As the ‘Cities as Community Spaces’ draws near, we’ll be publishing blogs by conference speakers to provide a glimpse of what’s to come. Our first blog is by Shawn Micallef, editor and co-owner of the independent, Jane Jacobs Prize-winning magazine Spacing and lecturer on civic citizenship and design at the University of Toronto. Read on for more…Words by Shawn Micallef.
Growing up in Canada as a second-generation Maltese kid Malta, or the idea of Malta, was a mythical construction. It was where I, or at least part of me, came from, and it loomed large in all the diaspora’s collective imagination. That mythology was built in various ways: photographs, stories, old Super-8 films, and an incredible amount of Maltese paraphernalia, some of it tourist tchotchkes, others more valuable and meaningful objects. All of it created an idea of place that was incredibly strong and little Malta punched well above its weight in terms of legend.
Valletta was held in particularly great esteem, something the Maltese relatives and people I knew were particularly proud of, a miniature Manhattan attached to a rather impossible chunk of rock. Could it actually exist? As a teenager when we made our first family trip “back” to Malta, it was like visiting the mothership, the place where all those tchotchkes came from, but it was more than just the objects. The sense of place and familiarity, especially in Valletta, had already been established so it was like visiting a place I knew. Or so I thought then.
Years later, in 2003, my father moved back to Malta so I’ve been able to visit almost annually as an adult and discovered that the Malta I thought I knew is a much more complex and changing place than the one I was received as a kid and the one I saw on a teenage vacation. As many second-generation people discover when they return to the ancestral homeland the place they were told about is a historic memory: the idea of Malta stopped evolving the year people left. In my case that was 1964, when my father and his family immigrated to Canada. Even a subsequent visit back to see old friends and family wasn’t enough to update their stories, so strong were the earlier memories.
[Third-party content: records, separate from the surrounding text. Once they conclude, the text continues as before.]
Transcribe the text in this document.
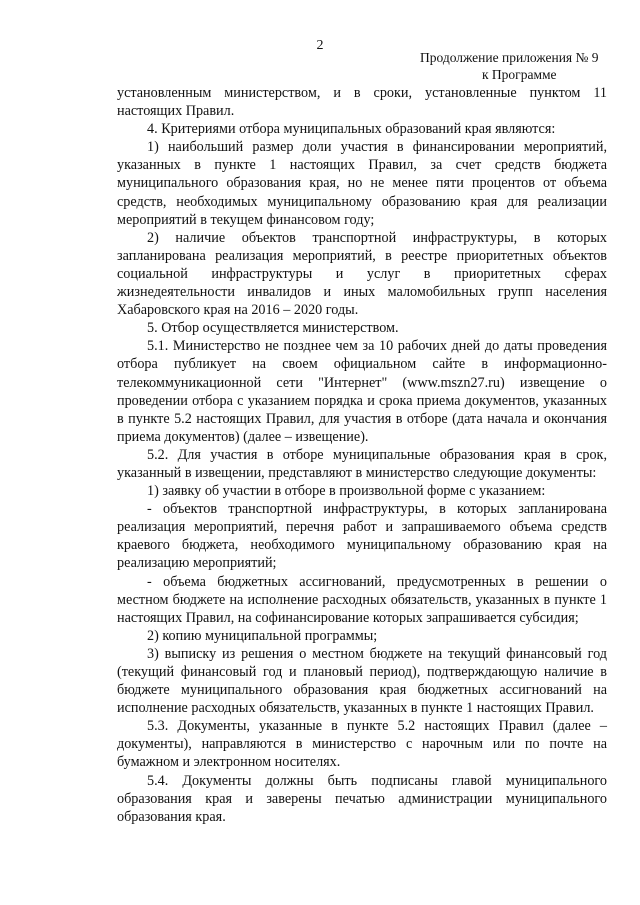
2
Продолжение приложения № 9
к Программе

установленным министерством, и в сроки, установленные пунктом 11 настоящих Правил.

4. Критериями отбора муниципальных образований края являются:

1) наибольший размер доли участия в финансировании мероприятий, указанных в пункте 1 настоящих Правил, за счет средств бюджета муниципального образования края, но не менее пяти процентов от объема средств, необходимых муниципальному образованию края для реализации мероприятий в текущем финансовом году;

2) наличие объектов транспортной инфраструктуры, в которых запланирована реализация мероприятий, в реестре приоритетных объектов социальной инфраструктуры и услуг в приоритетных сферах жизнедеятельности инвалидов и иных маломобильных групп населения Хабаровского края на 2016 – 2020 годы.

5. Отбор осуществляется министерством.

5.1. Министерство не позднее чем за 10 рабочих дней до даты проведения отбора публикует на своем официальном сайте в информационно-телекоммуникационной сети "Интернет" (www.mszn27.ru) извещение о проведении отбора с указанием порядка и срока приема документов, указанных в пункте 5.2 настоящих Правил, для участия в отборе (дата начала и окончания приема документов) (далее – извещение).

5.2. Для участия в отборе муниципальные образования края в срок, указанный в извещении, представляют в министерство следующие документы:

1) заявку об участии в отборе в произвольной форме с указанием:

- объектов транспортной инфраструктуры, в которых запланирована реализация мероприятий, перечня работ и запрашиваемого объема средств краевого бюджета, необходимого муниципальному образованию края на реализацию мероприятий;

- объема бюджетных ассигнований, предусмотренных в решении о местном бюджете на исполнение расходных обязательств, указанных в пункте 1 настоящих Правил, на софинансирование которых запрашивается субсидия;

2) копию муниципальной программы;

3) выписку из решения о местном бюджете на текущий финансовый год (текущий финансовый год и плановый период), подтверждающую наличие в бюджете муниципального образования края бюджетных ассигнований на исполнение расходных обязательств, указанных в пункте 1 настоящих Правил.

5.3. Документы, указанные в пункте 5.2 настоящих Правил (далее – документы), направляются в министерство с нарочным или по почте на бумажном и электронном носителях.

5.4. Документы должны быть подписаны главой муниципального образования края и заверены печатью администрации муниципального образования края.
Since I’ve been returning to Malta, making friends and exploring its contemporary culture and geography, I’ve had to reconcile my diasporic Maltese mythology with the place that actually exists. It’s been fun and each trip back reveals more about Malta, and I’ve enjoyed studying it the way I do other places in my work. In 2010 my book Stroll: Psychogeographic Walking Tours of Toronto came out, exploring the city on foot in 32 ambulatory essays that employed a psychogeographic approach, allowing me to dip into archives, architecture, politics, culture and the emotional response parts of the city elicit.
Walking in Malta, and particularly in Valletta, has been as rewarding an experience as any city I’ve worked in, including my home city Toronto, and also a personal one that has filled in and enriched my second generation back story. Being “Maltese” isn’t historic for me, it’s an ongoing project, and I’m looking forward to talking about all of it in November in Valletta.